Singapore’s sovereign wealth fund has for a second consecutive year undershot two performance indicators and forecast a decade of weak financial market returns.
The Government Investment Corporation's (GIC) annualised nominal return in US dollars was 12.4% over five years, 7% over 10 years and 6.5% over 20 years in the financial year to March 31.
Although the 10-year return was 30 basis points higher versus a reference portfolio used to indicate performance, the five-year return undershot by 150 basis points and the 20-year return was 70 basis points lower.

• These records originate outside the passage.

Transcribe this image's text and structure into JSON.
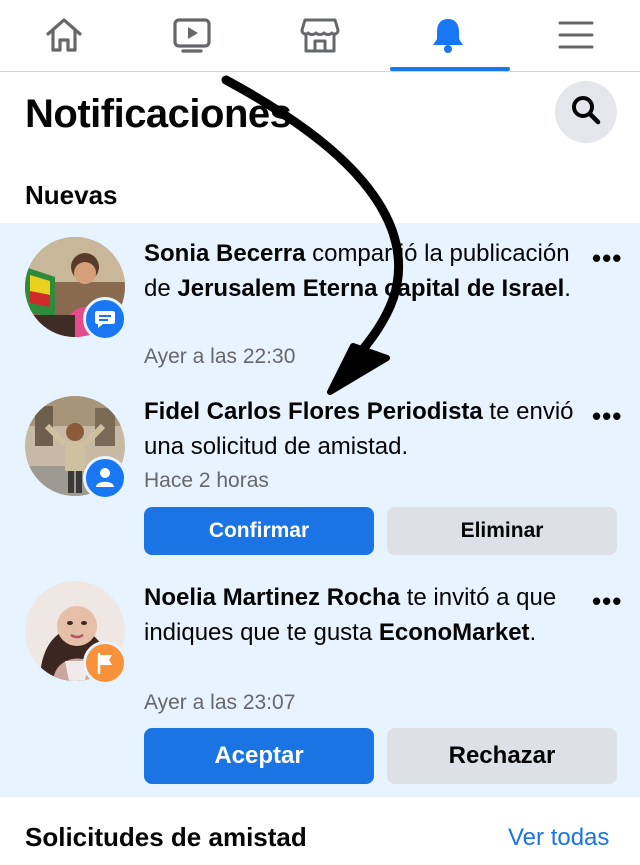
{
  "nav": {
    "items": [
      {
        "icon": "home-icon",
        "active": false
      },
      {
        "icon": "video-icon",
        "active": false
      },
      {
        "icon": "marketplace-icon",
        "active": false
      },
      {
        "icon": "bell-icon",
        "active": true
      },
      {
        "icon": "menu-icon",
        "active": false
      }
    ],
    "active_color": "#1877f2"
  },
  "header": {
    "title": "Notificaciones"
  },
  "section_new": {
    "label": "Nuevas"
  },
  "notifications": [
    {
      "actor": "Sonia Becerra",
      "text_1": " compartió la publicación de ",
      "target": "Jerusalem Eterna capital de Israel",
      "text_2": ".",
      "time": "Ayer a las 22:30",
      "badge_icon": "comment-badge-icon",
      "badge_color": "#1877f2",
      "more": "•••"
    },
    {
      "actor": "Fidel Carlos Flores Periodista",
      "text_1": " te envió una solicitud de amistad.",
      "time": "Hace 2 horas",
      "badge_icon": "friend-badge-icon",
      "badge_color": "#1877f2",
      "more": "•••",
      "primary_button": "Confirmar",
      "secondary_button": "Eliminar"
    },
    {
      "actor": "Noelia Martinez Rocha",
      "text_1": " te invitó a que indiques que te gusta ",
      "target": "EconoMarket",
      "text_2": ".",
      "time": "Ayer a las 23:07",
      "badge_icon": "page-flag-badge-icon",
      "badge_color": "#f7923a",
      "more": "•••",
      "primary_button": "Aceptar",
      "secondary_button": "Rechazar"
    }
  ],
  "friend_requests": {
    "title": "Solicitudes de amistad",
    "see_all": "Ver todas"
  }
}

That is similar to last year, when GIC's return was 20 basis points higher than the reference portfolio over 10 years, but 80 basis points below over five years and 70 basis points lower over 20 years.
While the reference portfolio is not intended as a short-term benchmark, a comparison of returns over five, 10 and 20 years indicates the near, medium and long-term performance of GIC’s portfolio.
But with an annualised 20-year real rate of return that averaged 4.1% above global inflation, GIC more than met the minimum stipulation of its mandate to preserve the purchasing power of reserves.
The annualised rate of return on March 31, 2012 was 3.9%, unchanged from the year before.
The reference portfolio comprises 65% global equities and 35% global bonds and reflects the Singapore government’s long-term risk appetite.
In its recently released annual report, GIC pointed to a decade ahead of challenging investment conditions due to normalising monetary policy and rising interest rates.
Because the outlook for economic growth has not improved as much as asset prices, the fund said that all the major asset classes would be affected by low starting yields and low potential future returns. It expects its returns over the next 10 years to come in around the current level.
On April 1 last year, the fund implemented a more flexible and streamlined investment framework, as reported.
The rejigged approach is based on three pillars: the reference portfolio; a policy portfolio comprising six core asset classes – down from 13 previously; and an active portfolio, which can deviate from the policy portfolio and add value through active, skill-based strategies.
Under the policy portfolio, GIC buys more of assets that have fallen in value and sells some of the assets that have risen, to keep the asset mix steady over time.
In the last fiscal year, GIC reduced its portfolio exposure to developed market equities from 36% to 29% and real estate from 8% to 7%.
It increased its exposure to emerging market equities (17% to 19%), nominal bonds and cash (29% to 31%), inflation-linked bonds (2% to 5%), real estate (8%) and private equity.
Turning to geographical allocations, the fund reduced its exposure to the Americas, Asia and Australasia and increased it to the eurozone.
While the fund says only that it manages assets of more than $100 billion, the Sovereign Wealth Fund Institute’s latest estimate for GIC's assets under management is more than three times that at $320 billion.